Just to again clarify, this host container along with some other container are a part of a GKE cluster's pod. And I was getting this error when trying to access the nested container(kind control-plane) from the host container:

I can't quite tell but it sounds like your layout is more like: host => container running dind / kind => kind nodes => kind pods host => CI steps

It's a LOT more complicated and really out of scope for us / not recommended ... you will have to either operate something like an SSH tunnel or configure the kind cluster to expose to something other than localhost (which we don't recommend for security purposes), the localhost addresses are not going to be accessible between different pods / containers.

https://kind.sigs.k8s.io/docs/user/configuration/#api-server

jayesh-srivastava commented 1 month ago

@BenTheElder So my layout looks like: test-pod => container running kind + CI scripts after exporting kind kubeconfig

Wherever you ran kind create cluster, should be able to access it, unless it's using a remote docker daemon or something.

Yes this is what still bothers me.

or configure the kind cluster to expose to something other than localhost (which we don't recommend for security purposes), the localhost addresses are not going to be accessible between different pods / containers.

Right, I get the security aspect of this.

But my kubectl just denies connecting to the local address which I get in my kubeconfig. I have tried providing a config with kind too with apiServerAddress: 0.0.0.0 but that also doesn't work.

BenTheElder commented 1 month ago

test-pod => container running kind + CI scripts after exporting kind kubeconfig

To be clear, kind export kubeconfig? or the exported config from kind create cluster?

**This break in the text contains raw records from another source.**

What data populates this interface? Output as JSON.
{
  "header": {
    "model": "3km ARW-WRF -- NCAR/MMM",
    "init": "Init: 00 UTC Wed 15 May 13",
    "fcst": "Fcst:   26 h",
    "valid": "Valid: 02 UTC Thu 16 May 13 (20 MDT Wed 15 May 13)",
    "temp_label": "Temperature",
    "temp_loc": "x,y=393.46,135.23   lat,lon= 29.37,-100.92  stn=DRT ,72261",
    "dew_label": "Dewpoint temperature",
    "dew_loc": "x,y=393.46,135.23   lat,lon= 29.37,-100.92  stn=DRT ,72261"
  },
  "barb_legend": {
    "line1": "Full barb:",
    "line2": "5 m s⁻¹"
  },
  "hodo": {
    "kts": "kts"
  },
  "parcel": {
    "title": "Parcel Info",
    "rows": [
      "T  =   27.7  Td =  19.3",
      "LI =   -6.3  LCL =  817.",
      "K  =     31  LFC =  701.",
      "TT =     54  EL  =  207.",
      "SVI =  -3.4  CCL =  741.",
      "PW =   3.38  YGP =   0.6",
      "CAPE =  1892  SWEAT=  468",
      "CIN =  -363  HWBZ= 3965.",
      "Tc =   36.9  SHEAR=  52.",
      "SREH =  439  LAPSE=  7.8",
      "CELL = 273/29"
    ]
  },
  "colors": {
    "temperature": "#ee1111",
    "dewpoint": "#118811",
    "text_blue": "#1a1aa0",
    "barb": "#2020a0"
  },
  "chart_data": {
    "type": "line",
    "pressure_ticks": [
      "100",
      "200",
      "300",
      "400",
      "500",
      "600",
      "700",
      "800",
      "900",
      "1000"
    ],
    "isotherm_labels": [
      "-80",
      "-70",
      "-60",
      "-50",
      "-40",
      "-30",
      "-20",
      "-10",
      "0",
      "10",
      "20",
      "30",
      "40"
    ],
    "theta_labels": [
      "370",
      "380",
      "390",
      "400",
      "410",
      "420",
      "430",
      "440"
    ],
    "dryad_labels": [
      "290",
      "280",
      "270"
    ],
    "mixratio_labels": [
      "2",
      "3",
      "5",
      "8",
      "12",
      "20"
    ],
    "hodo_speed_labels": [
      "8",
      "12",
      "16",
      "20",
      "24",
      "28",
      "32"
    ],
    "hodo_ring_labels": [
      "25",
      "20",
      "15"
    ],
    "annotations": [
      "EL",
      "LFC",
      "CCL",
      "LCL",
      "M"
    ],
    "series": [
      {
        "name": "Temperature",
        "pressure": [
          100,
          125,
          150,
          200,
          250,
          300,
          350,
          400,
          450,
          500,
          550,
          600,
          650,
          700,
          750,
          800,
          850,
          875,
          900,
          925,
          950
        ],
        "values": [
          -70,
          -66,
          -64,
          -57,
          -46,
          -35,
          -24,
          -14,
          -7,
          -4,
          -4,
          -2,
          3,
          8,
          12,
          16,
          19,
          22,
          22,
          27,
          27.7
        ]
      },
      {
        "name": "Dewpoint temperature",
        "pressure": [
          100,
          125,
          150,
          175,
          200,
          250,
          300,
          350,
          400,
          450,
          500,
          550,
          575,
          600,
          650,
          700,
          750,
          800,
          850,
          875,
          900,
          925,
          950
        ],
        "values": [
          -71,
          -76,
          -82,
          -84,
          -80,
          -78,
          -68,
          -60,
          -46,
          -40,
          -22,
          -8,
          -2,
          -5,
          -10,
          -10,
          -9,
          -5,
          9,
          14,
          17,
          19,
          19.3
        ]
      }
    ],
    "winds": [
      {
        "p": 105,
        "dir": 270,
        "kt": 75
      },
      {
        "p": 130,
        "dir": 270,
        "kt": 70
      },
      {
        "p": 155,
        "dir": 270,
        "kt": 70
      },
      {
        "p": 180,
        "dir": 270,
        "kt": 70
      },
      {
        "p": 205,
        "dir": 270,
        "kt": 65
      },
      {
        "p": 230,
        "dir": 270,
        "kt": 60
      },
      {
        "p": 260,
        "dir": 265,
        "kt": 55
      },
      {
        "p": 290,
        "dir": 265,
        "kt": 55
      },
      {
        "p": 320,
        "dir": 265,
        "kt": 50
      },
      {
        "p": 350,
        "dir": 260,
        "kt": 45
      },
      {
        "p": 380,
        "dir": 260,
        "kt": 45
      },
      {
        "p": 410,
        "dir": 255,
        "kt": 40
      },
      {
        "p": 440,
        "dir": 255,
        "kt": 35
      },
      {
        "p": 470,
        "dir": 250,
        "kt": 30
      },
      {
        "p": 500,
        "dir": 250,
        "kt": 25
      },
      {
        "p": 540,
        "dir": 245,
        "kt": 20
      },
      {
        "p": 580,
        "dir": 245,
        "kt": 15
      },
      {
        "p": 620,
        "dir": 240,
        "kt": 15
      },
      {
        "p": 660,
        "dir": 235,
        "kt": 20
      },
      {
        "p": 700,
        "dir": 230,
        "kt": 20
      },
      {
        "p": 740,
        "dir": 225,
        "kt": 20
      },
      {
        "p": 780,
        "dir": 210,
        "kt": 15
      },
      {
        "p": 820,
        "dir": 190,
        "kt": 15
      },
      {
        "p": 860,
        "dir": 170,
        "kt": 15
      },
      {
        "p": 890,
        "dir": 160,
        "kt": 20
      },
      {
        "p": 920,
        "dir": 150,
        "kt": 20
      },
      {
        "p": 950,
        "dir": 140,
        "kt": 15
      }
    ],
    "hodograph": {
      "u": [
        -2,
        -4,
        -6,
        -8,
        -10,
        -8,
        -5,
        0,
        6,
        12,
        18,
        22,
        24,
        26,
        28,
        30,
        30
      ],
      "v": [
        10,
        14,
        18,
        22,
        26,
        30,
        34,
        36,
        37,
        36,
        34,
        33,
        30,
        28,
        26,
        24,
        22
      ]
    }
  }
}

because kind export kubeconfig is meant to be local to where docker is running, it has no idea about where a remote instance might be.

If it's from kind create cluster, running in the same dind container, and you can't access it, something is broken with the networking in this environment and you'll have to debug that. You could do a more minimal test without kind by just running any container with a networked service and a docker port forward and getting that part to work in your dind environment.

jayesh-srivastava commented 1 month ago

@BenTheElder I mean kind create cluster .

BenTheElder commented 1 month ago

I would start debugging from just a container with a minimal docker port forward to hello-world and see what it takes to get that working in the dind environment.